At the time of our arrival, the main entrance of the house was being repaired because of a car accident, meaning we had to enter through one of the side doors. After paying $10 each, we were given a brochure about the residence and blue slippers to put over our shoes. You’re not allowed to touch the original furniture nor the art works and I can see why; they’re over a century old! Because of the age of the house, the floor squeaks with every step you take.
Buda house also boats one of the largest private Victorian styled gardens in the area. There are plenty of paths to walk down on, and plants to see. The garden is large enough to host private events such as weddings, family reunions, anniversaries, and seminars.
We continued our journey to Bendigo after spending around 90 minutes at Buda House. The sun receded behind the clouds and again we were greeted by grey overcast clouds as we drove into the city centre. By this time, our stomachs were rumbling with hunger so my brother parked our rental car across from the modern looking Bendigo Bank building and we set off on foot, looking for a place to eat. The restaurant we chose was Nando’s which specialized in Portuguese Peri-Peri Chicken. I recommended the restaurant because I had tried it when I was in Melbourne and I was impressed by the quality of food. The franchise is a cross between fast food and a please-wait-to-be-seated restaurant.
We secured a table for four and I helped my mother in placing our order. We ordered a full chicken with fries. My father & I had beer whereas my brother had coke and my mom had mineral water. Plates, cups, utensils, and condiments are the customer’s responsibility to get. Because my mother had mentioned to the manager that this was her first time at Nando’s, he decided to give us an extra half chicken for free. Judging from the faces of my parents and brother, they really enjoyed the meal and thanked me for making the recommendation.
With our stomachs satisfied, we walked towards the centre of town, stopping by a military surplus store to look at the merchandise. Well, actually I was the only one looking at the merchandise. After 10 minutes of looking around, I decided to buy a green army t-shirt with the words Boot Camp on the front. We continued walking along the McInvor Highway photographing: the statues of Queen Elizabeth & George Lansell; the Soldiers Memorial Institute, the Post Office, and a hotel built with Victorian styled architecture.

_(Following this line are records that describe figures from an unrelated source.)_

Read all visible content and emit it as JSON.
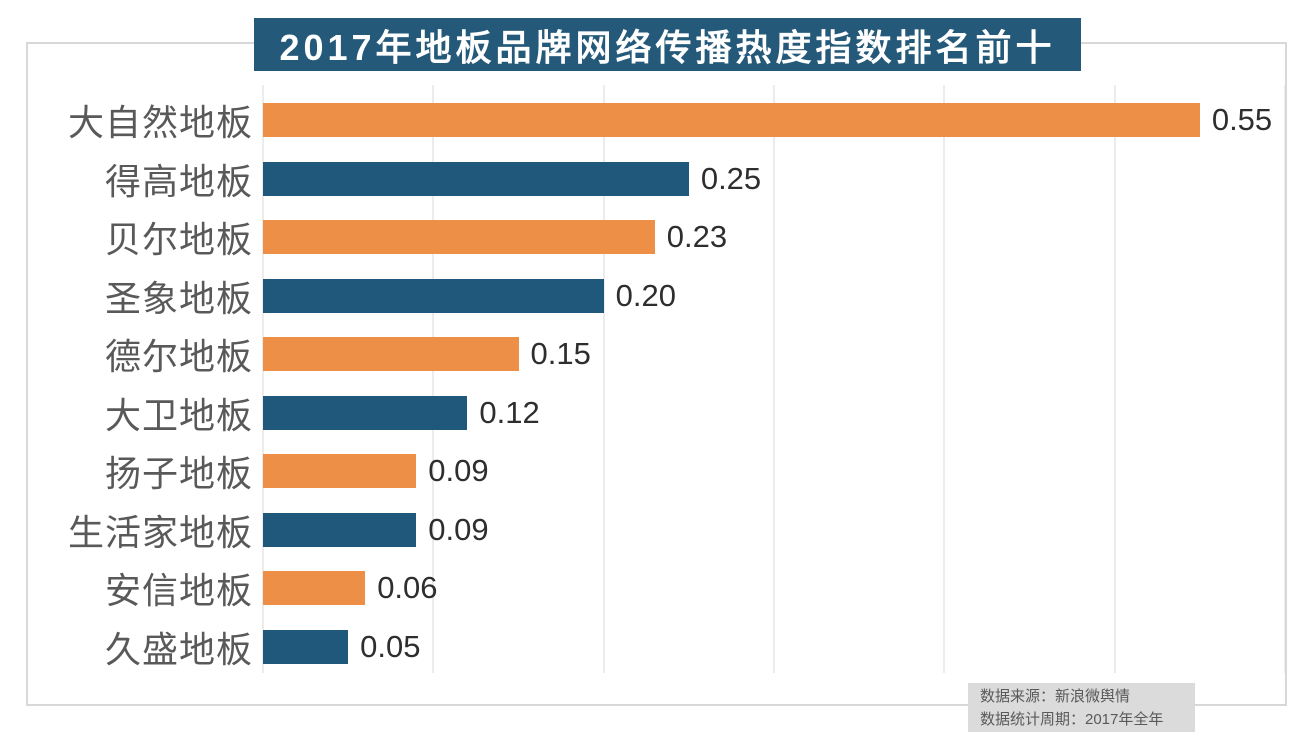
{
  "title_banner": {
    "text": "2017年地板品牌网络传播热度指数排名前十",
    "bg": "#25597A",
    "text_color": "#FFFFFF"
  },
  "chart_data": {
    "type": "bar",
    "orientation": "horizontal",
    "title": "2017年地板品牌网络传播热度指数排名前十",
    "categories": [
      "大自然地板",
      "得高地板",
      "贝尔地板",
      "圣象地板",
      "德尔地板",
      "大卫地板",
      "扬子地板",
      "生活家地板",
      "安信地板",
      "久盛地板"
    ],
    "values": [
      0.55,
      0.25,
      0.23,
      0.2,
      0.15,
      0.12,
      0.09,
      0.09,
      0.06,
      0.05
    ],
    "value_labels": [
      "0.55",
      "0.25",
      "0.23",
      "0.20",
      "0.15",
      "0.12",
      "0.09",
      "0.09",
      "0.06",
      "0.05"
    ],
    "xlabel": "",
    "ylabel": "",
    "xlim": [
      0,
      0.6
    ],
    "grid_step": 0.1,
    "grid": true,
    "legend_position": "none",
    "bar_palette": [
      "#ED8F47",
      "#1F587A"
    ]
  },
  "source_note": {
    "line1": "数据来源：新浪微舆情",
    "line2": "数据统计周期：2017年全年"
  },
  "colors": {
    "bar_orange": "#ED8F47",
    "bar_blue": "#1F587A",
    "banner_bg": "#25597A",
    "gridline": "#D9D9D9",
    "frame_border": "#D8D8D8",
    "category_text": "#595959",
    "value_text": "#2E2E2E",
    "source_bg": "#DBDBDB",
    "source_text": "#595959"
  }
}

Our final destination of the day was the Golden Dragon Museum, devoted to presenting Bendigo’s Chinese heritage, starting from the days of the gold rush. With its walls, the museum’s collection includes: Chinese arts & crafts, photographs, paintings, mannequins, furniture, and Sun Loong, the longest imperial dragon in the world (100 metres). Guided tours are offered and I have to say they’re quite detailed considering my mother got a personal tour of the museum by the owner/manager who just loved to talk.
Beside the museum one can also explore the Yi Yuan Gardens, Kuan Yi Temple, and the Pagoda. The Yi Yuan Gardens is an enclosed space, filled with decorative pavilions, elaborate art murals, ponds with hundreds of fish, plants, and fountains. The Kuan Yi Temple is devoted to the Kuan Yi, the Goddess of Mercy, the most popular goddess associated with Buddhism. Since we were the only ones visiting the gardens and the temple, the atmosphere was quite tranquil.
After the museum closed, we stopped by a café because my parents wanted to drink cappuccinos to stay awake for the ride back to Ballarat. While my brother drove along the A300 in the opposite direction, the overcast clouds began to break apart, letting rays of sunlight touch the ground below.